会話のあとで記憶に残りやすいのは、相手から聞いたことよりも自分が話したことの割合が高いと言われています。

ときどき「傾聴」を心がけているつもりでも、相手から聞いた話に自分が知っている情報や考えを付け足そうとしがちな人がいます。

このように話を「被せる」ようなことをすると、相手は「伝えたいことがあったのに、話の腰を折られた」と感じることがありますので注意が必要です。

「傾聴」を上手に行うポイント

傾聴は、いわゆる「聞き上手」になるための手法です。聞き上手になるには、何よりも相手に気持ちよく話してもらうことが大切です。話しやすいと感じてもらう上で重要なポイントとして、次の3点が挙げられます。

  • 相手がより話しやすくなるよう、「頷き」や「相槌」、そして「表情」で働きかけること
  • 確認や要約で、互いが話の内容を整理する助けをすること
  • 相手に関心を持ち、相手を理解したいと思い続けること

聞くことを重視すると言っても、気のない返事をしているように聞こえたり、興味がなさそうな聞き方をしていたりするようでは、相手は話す気をなくしてしまいます。

相槌を打つのはもちろんのこと、「うん」や「はい」以外に「そうなのですか?」「たしかに」など、相槌にも変化をつけるといいでしょう。

ときどき話の内容を整理するように、「〜ということですね?」と確認を入れたり、前述の「ページング」と組み合わせて相手の話に関心を寄せて聞いているというメッセージを送ったりするのも有効な方法です。

傾聴は短期間で上達させるのは難しいかもしれませんが、大切なのは小手先の技術よりも「相手のことをもっと理解したい」と本心から思うことです。

人が話す内容や話し方を参考にする意味でも、相手の話に耳を傾けることは良いトレーニングになるでしょう。「興味を持って聞く」という姿勢を大切にすることで、少しずつ聞き上手になっていくことができるはずです。
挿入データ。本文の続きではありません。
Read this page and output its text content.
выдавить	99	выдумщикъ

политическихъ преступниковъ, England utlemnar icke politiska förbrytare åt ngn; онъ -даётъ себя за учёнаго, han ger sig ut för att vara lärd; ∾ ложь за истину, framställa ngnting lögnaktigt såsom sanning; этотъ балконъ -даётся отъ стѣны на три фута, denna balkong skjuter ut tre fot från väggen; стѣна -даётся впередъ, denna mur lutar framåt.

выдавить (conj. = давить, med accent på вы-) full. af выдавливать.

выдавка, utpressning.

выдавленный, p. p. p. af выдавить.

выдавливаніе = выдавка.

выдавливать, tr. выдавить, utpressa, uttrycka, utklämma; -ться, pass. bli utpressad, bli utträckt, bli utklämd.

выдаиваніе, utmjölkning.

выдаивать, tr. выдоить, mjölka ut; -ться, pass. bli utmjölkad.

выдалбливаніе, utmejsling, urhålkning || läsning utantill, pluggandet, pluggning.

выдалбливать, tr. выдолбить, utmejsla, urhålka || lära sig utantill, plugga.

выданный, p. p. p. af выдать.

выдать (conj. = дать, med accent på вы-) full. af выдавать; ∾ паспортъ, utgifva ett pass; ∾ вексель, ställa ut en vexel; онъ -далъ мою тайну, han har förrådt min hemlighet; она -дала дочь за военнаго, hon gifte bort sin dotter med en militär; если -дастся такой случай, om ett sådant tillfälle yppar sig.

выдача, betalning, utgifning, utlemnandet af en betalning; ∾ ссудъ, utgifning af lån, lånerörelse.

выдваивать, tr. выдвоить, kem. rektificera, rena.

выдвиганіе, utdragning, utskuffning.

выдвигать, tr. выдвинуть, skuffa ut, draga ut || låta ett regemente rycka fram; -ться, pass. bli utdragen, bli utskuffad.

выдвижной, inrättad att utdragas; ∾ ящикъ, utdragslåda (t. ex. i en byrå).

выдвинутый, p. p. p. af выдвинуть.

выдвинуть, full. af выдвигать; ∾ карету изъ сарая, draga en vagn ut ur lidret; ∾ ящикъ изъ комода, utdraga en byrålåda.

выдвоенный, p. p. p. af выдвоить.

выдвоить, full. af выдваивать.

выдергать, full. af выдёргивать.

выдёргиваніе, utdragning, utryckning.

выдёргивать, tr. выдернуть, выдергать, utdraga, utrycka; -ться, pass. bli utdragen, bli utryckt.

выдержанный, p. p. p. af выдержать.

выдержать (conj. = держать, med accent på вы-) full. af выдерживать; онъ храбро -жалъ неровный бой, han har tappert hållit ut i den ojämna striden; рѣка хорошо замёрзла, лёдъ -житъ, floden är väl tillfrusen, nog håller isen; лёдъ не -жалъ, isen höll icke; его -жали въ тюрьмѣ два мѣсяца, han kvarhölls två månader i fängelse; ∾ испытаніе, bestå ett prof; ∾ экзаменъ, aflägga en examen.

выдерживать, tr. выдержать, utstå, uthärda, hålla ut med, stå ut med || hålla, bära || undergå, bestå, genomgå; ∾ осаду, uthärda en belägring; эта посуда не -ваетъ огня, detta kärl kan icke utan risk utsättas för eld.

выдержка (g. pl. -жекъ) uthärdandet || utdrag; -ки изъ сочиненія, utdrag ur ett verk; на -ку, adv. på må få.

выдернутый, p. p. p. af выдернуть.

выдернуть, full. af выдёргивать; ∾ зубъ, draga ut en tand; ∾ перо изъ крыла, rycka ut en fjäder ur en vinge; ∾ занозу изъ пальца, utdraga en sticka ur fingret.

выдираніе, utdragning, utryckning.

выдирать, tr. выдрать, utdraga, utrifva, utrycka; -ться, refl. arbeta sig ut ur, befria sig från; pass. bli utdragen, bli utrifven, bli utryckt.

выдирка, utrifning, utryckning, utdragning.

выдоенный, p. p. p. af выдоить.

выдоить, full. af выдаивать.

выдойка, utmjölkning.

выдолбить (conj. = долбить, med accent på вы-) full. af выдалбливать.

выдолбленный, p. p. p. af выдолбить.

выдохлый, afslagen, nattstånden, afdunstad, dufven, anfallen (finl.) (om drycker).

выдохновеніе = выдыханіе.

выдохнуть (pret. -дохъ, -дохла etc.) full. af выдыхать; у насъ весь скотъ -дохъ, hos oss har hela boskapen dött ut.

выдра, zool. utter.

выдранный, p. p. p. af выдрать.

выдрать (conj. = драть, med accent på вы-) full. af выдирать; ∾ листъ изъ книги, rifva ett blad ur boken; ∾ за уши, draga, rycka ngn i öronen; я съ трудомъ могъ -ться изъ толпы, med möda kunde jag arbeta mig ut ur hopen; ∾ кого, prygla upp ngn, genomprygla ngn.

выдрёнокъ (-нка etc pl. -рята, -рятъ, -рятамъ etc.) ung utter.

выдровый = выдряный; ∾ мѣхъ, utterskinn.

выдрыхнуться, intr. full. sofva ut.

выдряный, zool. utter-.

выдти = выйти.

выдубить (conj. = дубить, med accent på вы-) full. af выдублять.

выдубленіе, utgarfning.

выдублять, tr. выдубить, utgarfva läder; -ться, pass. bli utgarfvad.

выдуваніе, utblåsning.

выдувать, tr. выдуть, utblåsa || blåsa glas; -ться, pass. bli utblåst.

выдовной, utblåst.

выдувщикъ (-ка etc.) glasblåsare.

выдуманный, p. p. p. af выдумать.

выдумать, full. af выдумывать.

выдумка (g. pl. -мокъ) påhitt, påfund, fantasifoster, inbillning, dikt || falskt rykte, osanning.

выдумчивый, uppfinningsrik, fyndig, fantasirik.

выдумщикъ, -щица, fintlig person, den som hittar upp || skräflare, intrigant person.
まとめ)日常の会話を工夫すればコミュニケーションはもっと楽しくなる

今回紹介してきた会話術は、主に営業トーク術としてセールスや交渉の場でよく使われているものです。

しかし、会話例にもあるように日常シーンの会話で活用することで、コミュニケーションをより円滑なものにしたり、会話の相手への理解を深めたりすることにも役立ちます。

日常生活で交わす会話に工夫を加え、ブラッシュアップを試みることによって、コミュニケーションはさらに楽しく有意義なものになっていくはずです。

会話が楽しくなれば人と話す楽しみが増えますので、ますます話すのが上手になっていくという好循環を作ることができるようになります。

ぜひ明日から身近な方々との会話に取り入れて、コミュニケーションをレベルアップしていきましょう。